Ascent_A Peak Marcello Adventure by Roland Smith

Ascent_A Peak Marcello Adventure by Roland Smith

Author:Roland Smith [Smith, Roland]
Language: eng
Format: epub
Tags: adventure, young adult
ISBN: 9781328830265
Goodreads: 37686690
Publisher: Houghton Mifflin
Published: 2018-05-08T00:00:00+00:00


Fifteen

I’ve been up for hours. Alessia and Nick are asleep in their tents. Hiro has kindly lent me his tablet for the night so I can study it.

One thing we haven’t discussed during this impulsive expedition is who is going to actually lead the climb. We don’t need a leader here in the rainforest, but on the mountain, someone is going to have to call the shots. I’m not volunteering for the position, but I am thinking about who should fill this role as I slap insects writing this.

I’m probably the most experienced climber among the three of us, but Alessia isn’t far behind. She has drive. This climb was her idea. And she is way more adaptable than Ethan and me. She always goes with the flow, no matter how torrential it is. What she lacks is an edge. Hiro appears to have it.
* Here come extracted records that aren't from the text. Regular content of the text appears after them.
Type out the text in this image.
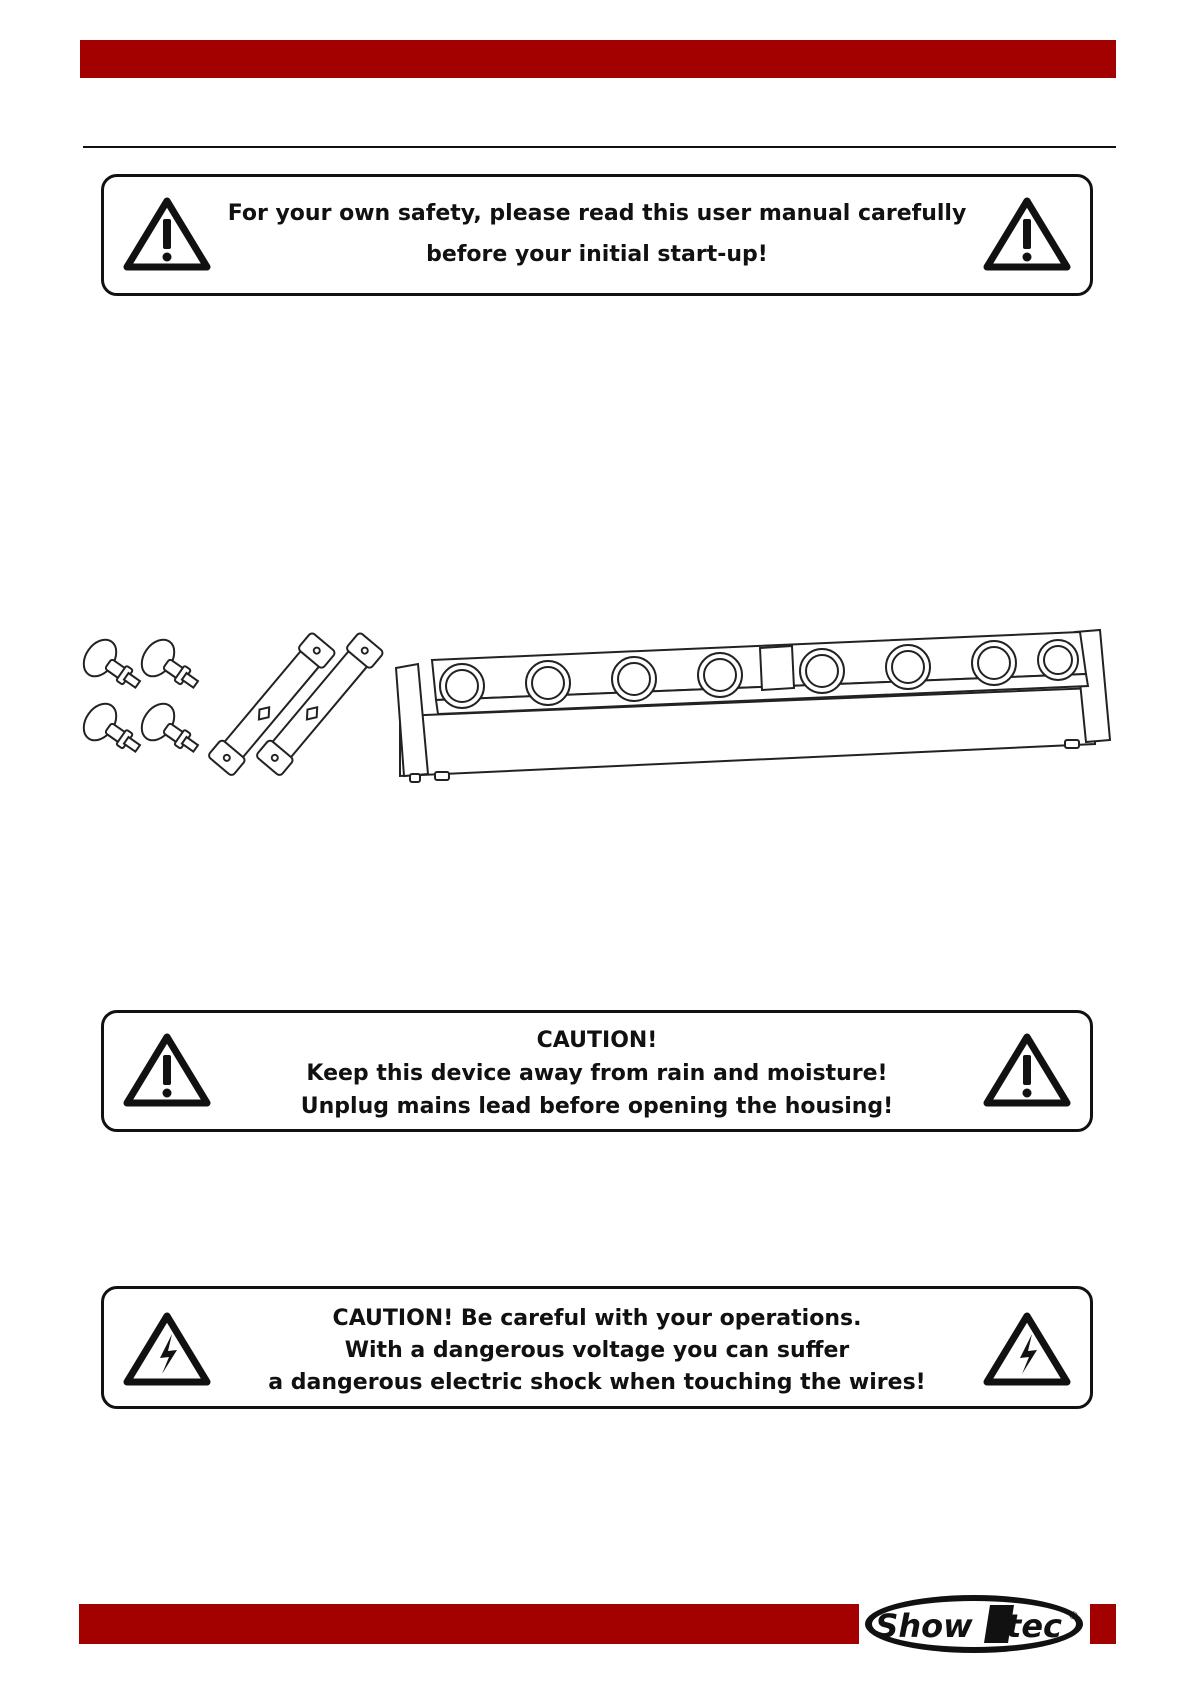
For your own safety, please read this user manual carefully
before your initial start-up!
CAUTION!
Keep this device away from rain and moisture!
Unplug mains lead before opening the housing!
CAUTION! Be careful with your operations.
With a dangerous voltage you can suffer
a dangerous electric shock when touching the wires!
Show tec ®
Josh definitely has it. Every climb leader I have ever met has an edginess to them. I don’t have an edge, not yet anyway, and neither does Ethan. He’s a lot older than Alessia and me, but he’s more of a blunt instrument than a sharp razor. He’s a good climber, but he came to climbing later in life, using it as a means of doing something wacky like snowboarding down McKinley with wolves at his heels.

I’m beginning to think that none of us has the skills to lead our little team, and looking down at the photos, I’m beginning to think that we shouldn’t climb Hkakabo Razi at all.

As we struggled through the tangle, I thought the reason people didn’t try to summit the mountain was because it was so difficult to get to. Now that I’ve seen the photos and videos, I’ve realized that this isn’t true.

My best climbing skill is not climbing. It’s figuring out how to climb something. A weird way to look at the world, but I’ve been doing it since I was five years old. When we lived in Wyoming, Mom would be driving us somewhere, then suddenly leave the highway in our four-wheel-drive truck to bump over a washboard track for miles. She would stop in the middle of nowhere, grab her binoculars, and scan a nasty-looking cliff or a towering rock formation.

“Climb it,” she’d say.

She didn’t mean for me to actually climb, although I would have if she’d let me. She wanted me to plan a route to the top and explain it to her. If I made a mistake in the imagined climb, she wouldn’t tell me where I had gone wrong. She would tell me to try again. Sometimes over and over, until I got it right. If it got dark before I figured it out, we would leave and come back the next day, or several days in a row, until I had done it. She didn’t allow me to take a photo of the problem, insisting that my eyes were better than a camera lens and my brain was a better recording device. When we got back to our cabin, I would sketch what I remembered and stare at the drawing for hours.